Гляжу я в окошко дальше. Выбегает на порожки соседка, а следом за ней Ленка с помойным ведром в руках. Окатила моя жена Надьку из ведра да так, что та через полутораметровый заборчик с первой же попытки перепрыгнула — только ее и видели. Расправилась Ленка с подругой и потом, конечно, к бане, по мою душу, направилась. Наступила, стало быть, моя очередь.

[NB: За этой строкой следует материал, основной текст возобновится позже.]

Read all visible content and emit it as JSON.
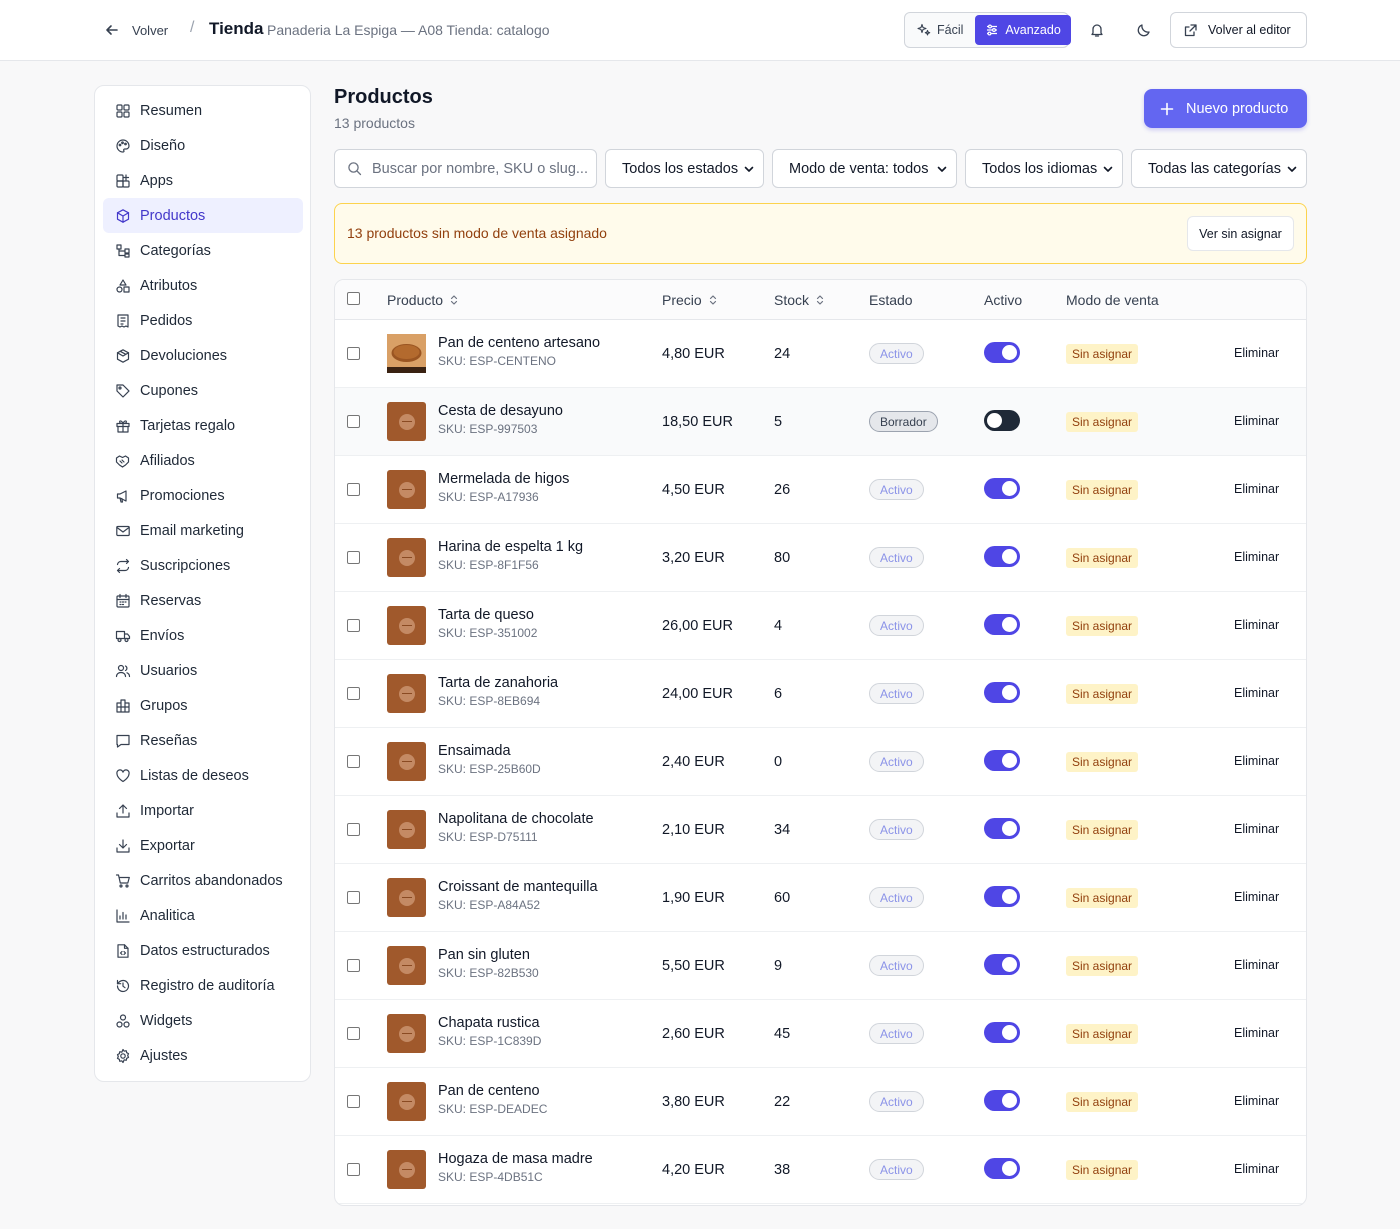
{
  "header": {
    "back_label": "Volver",
    "separator": "/",
    "title": "Tienda",
    "subtitle": "Panaderia La Espiga — A08 Tienda: catalogo",
    "mode_easy": "Fácil",
    "mode_advanced": "Avanzado",
    "editor_label": "Volver al editor"
  },
  "sidebar": {
    "items": [
      {
        "label": "Resumen",
        "icon": "grid-icon"
      },
      {
        "label": "Diseño",
        "icon": "palette-icon"
      },
      {
        "label": "Apps",
        "icon": "apps-icon"
      },
      {
        "label": "Productos",
        "icon": "box-icon"
      },
      {
        "label": "Categorías",
        "icon": "sitemap-icon"
      },
      {
        "label": "Atributos",
        "icon": "shapes-icon"
      },
      {
        "label": "Pedidos",
        "icon": "receipt-icon"
      },
      {
        "label": "Devoluciones",
        "icon": "package-return-icon"
      },
      {
        "label": "Cupones",
        "icon": "tag-icon"
      },
      {
        "label": "Tarjetas regalo",
        "icon": "gift-icon"
      },
      {
        "label": "Afiliados",
        "icon": "handshake-icon"
      },
      {
        "label": "Promociones",
        "icon": "megaphone-icon"
      },
      {
        "label": "Email marketing",
        "icon": "mail-icon"
      },
      {
        "label": "Suscripciones",
        "icon": "repeat-icon"
      },
      {
        "label": "Reservas",
        "icon": "calendar-icon"
      },
      {
        "label": "Envíos",
        "icon": "truck-icon"
      },
      {
        "label": "Usuarios",
        "icon": "users-icon"
      },
      {
        "label": "Grupos",
        "icon": "building-icon"
      },
      {
        "label": "Reseñas",
        "icon": "message-icon"
      },
      {
        "label": "Listas de deseos",
        "icon": "heart-icon"
      },
      {
        "label": "Importar",
        "icon": "upload-icon"
      },
      {
        "label": "Exportar",
        "icon": "download-icon"
      },
      {
        "label": "Carritos abandonados",
        "icon": "cart-icon"
      },
      {
        "label": "Analitica",
        "icon": "bar-chart-icon"
      },
      {
        "label": "Datos estructurados",
        "icon": "file-code-icon"
      },
      {
        "label": "Registro de auditoría",
        "icon": "history-icon"
      },
      {
        "label": "Widgets",
        "icon": "widgets-icon"
      },
      {
        "label": "Ajustes",
        "icon": "gear-icon"
      }
    ],
    "active_index": 3
  },
  "main": {
    "title": "Productos",
    "count": "13 productos",
    "new_button": "Nuevo producto",
    "search_placeholder": "Buscar por nombre, SKU o slug...",
    "filters": [
      "Todos los estados",
      "Modo de venta: todos",
      "Todos los idiomas",
      "Todas las categorías"
    ],
    "alert_text": "13 productos sin modo de venta asignado",
    "alert_button": "Ver sin asignar"
  },
  "table": {
    "columns": {
      "product": "Producto",
      "price": "Precio",
      "stock": "Stock",
      "status": "Estado",
      "active": "Activo",
      "mode": "Modo de venta"
    },
    "delete_label": "Eliminar",
    "rows": [
      {
        "name": "Pan de centeno artesano",
        "sku": "SKU: ESP-CENTENO",
        "price": "4,80 EUR",
        "stock": "24",
        "status": "Activo",
        "active": true,
        "mode": "Sin asignar",
        "photo": true
      },
      {
        "name": "Cesta de desayuno",
        "sku": "SKU: ESP-997503",
        "price": "18,50 EUR",
        "stock": "5",
        "status": "Borrador",
        "active": false,
        "mode": "Sin asignar",
        "photo": false
      },
      {
        "name": "Mermelada de higos",
        "sku": "SKU: ESP-A17936",
        "price": "4,50 EUR",
        "stock": "26",
        "status": "Activo",
        "active": true,
        "mode": "Sin asignar",
        "photo": false
      },
      {
        "name": "Harina de espelta 1 kg",
        "sku": "SKU: ESP-8F1F56",
        "price": "3,20 EUR",
        "stock": "80",
        "status": "Activo",
        "active": true,
        "mode": "Sin asignar",
        "photo": false
      },
      {
        "name": "Tarta de queso",
        "sku": "SKU: ESP-351002",
        "price": "26,00 EUR",
        "stock": "4",
        "status": "Activo",
        "active": true,
        "mode": "Sin asignar",
        "photo": false
      },
      {
        "name": "Tarta de zanahoria",
        "sku": "SKU: ESP-8EB694",
        "price": "24,00 EUR",
        "stock": "6",
        "status": "Activo",
        "active": true,
        "mode": "Sin asignar",
        "photo": false
      },
      {
        "name": "Ensaimada",
        "sku": "SKU: ESP-25B60D",
        "price": "2,40 EUR",
        "stock": "0",
        "status": "Activo",
        "active": true,
        "mode": "Sin asignar",
        "photo": false
      },
      {
        "name": "Napolitana de chocolate",
        "sku": "SKU: ESP-D75111",
        "price": "2,10 EUR",
        "stock": "34",
        "status": "Activo",
        "active": true,
        "mode": "Sin asignar",
        "photo": false
      },
      {
        "name": "Croissant de mantequilla",
        "sku": "SKU: ESP-A84A52",
        "price": "1,90 EUR",
        "stock": "60",
        "status": "Activo",
        "active": true,
        "mode": "Sin asignar",
        "photo": false
      },
      {
        "name": "Pan sin gluten",
        "sku": "SKU: ESP-82B530",
        "price": "5,50 EUR",
        "stock": "9",
        "status": "Activo",
        "active": true,
        "mode": "Sin asignar",
        "photo": false
      },
      {
        "name": "Chapata rustica",
        "sku": "SKU: ESP-1C839D",
        "price": "2,60 EUR",
        "stock": "45",
        "status": "Activo",
        "active": true,
        "mode": "Sin asignar",
        "photo": false
      },
      {
        "name": "Pan de centeno",
        "sku": "SKU: ESP-DEADEC",
        "price": "3,80 EUR",
        "stock": "22",
        "status": "Activo",
        "active": true,
        "mode": "Sin asignar",
        "photo": false
      },
      {
        "name": "Hogaza de masa madre",
        "sku": "SKU: ESP-4DB51C",
        "price": "4,20 EUR",
        "stock": "38",
        "status": "Activo",
        "active": true,
        "mode": "Sin asignar",
        "photo": false
      }
    ]
  },
  "colors": {
    "accent": "#4f46e5",
    "accent_light": "#6366f1",
    "warning_bg": "#fffbeb",
    "warning_text": "#92400e",
    "thumb": "#a0592c"
  }
}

Присел я на корточки, закурил, сижу, жду… Вдруг слышу, хворост зашуршал. К чему это, думаю, Ленка баню хворостом обкладывает? Минута прошла, Ленка меня замогильным голосом спрашивает: «Жить, сволочь, хочешь?» — «Желательно, — отвечаю, — если ты, конечно, не против». Ленка паузу выдержала, хорошую такую паузу, как в трагическом спектакле, а потом говорит: «Мы с тобой, муженек, сейчас так решим. У меня коробок спичек и каждая спичка — твоя любовница. Ну, а загорится хворост или нет, это уж какое тебе кобелиное счастье выпадет». Здесь мне что-то, дядь Коль, не по себе стало. Просунул я голову в окошко и кричу: «А ну, положь спички, дура! Иначе я из бани выйду и с тобой по другому поговорю.» Ленка мне говорит: «Ага, выйдешь, конечно, если сможешь. А теперь давай-ка, Витечка, всех твоих баб припомним. Дочку Семеновны не забыл еще?» Чиркнула Ленка спичкой и — в хворост ее. Здесь уж я от крика и мата как дед старый от кашля зашелся. «Да я же, — кричу, — эту дочку только разок, да и то в шутку, по груди погладил!» — «Может и Маню-продавщицу забыл? — спрашивает Ленка. — Так я тебе сейчас ее напомню». И снова зажженную спичку — в хворост. Не займется, мол, хворост — твое счастье. «Да какую Маню?! — ору я, — я ей только в заборе пару палочек заменил!» — «Знаю я, — говорит Ленка, — что это за палки такие и как их меняют. А заезжую, рыжую, ты, надеюсь, тоже не запамятовал?» И опять спичку — в хворост. Тут, дядь Коль, признаться, я путаться немного начал. Деревня-то наша совсем не глухомань какая-то и мало ли всяких заезжих у нас за последнее время перебывало? Короче говоря, перечисляет Ленка все мои грешки и одну горящую спичку за другой швыряет. А тут еще я ей кое-что подсказываю… Ну, не деревенский же я летописец, в конце концов, что бы помнить где, когда и с кем меня Ленка видела и как того человека в юбке звали.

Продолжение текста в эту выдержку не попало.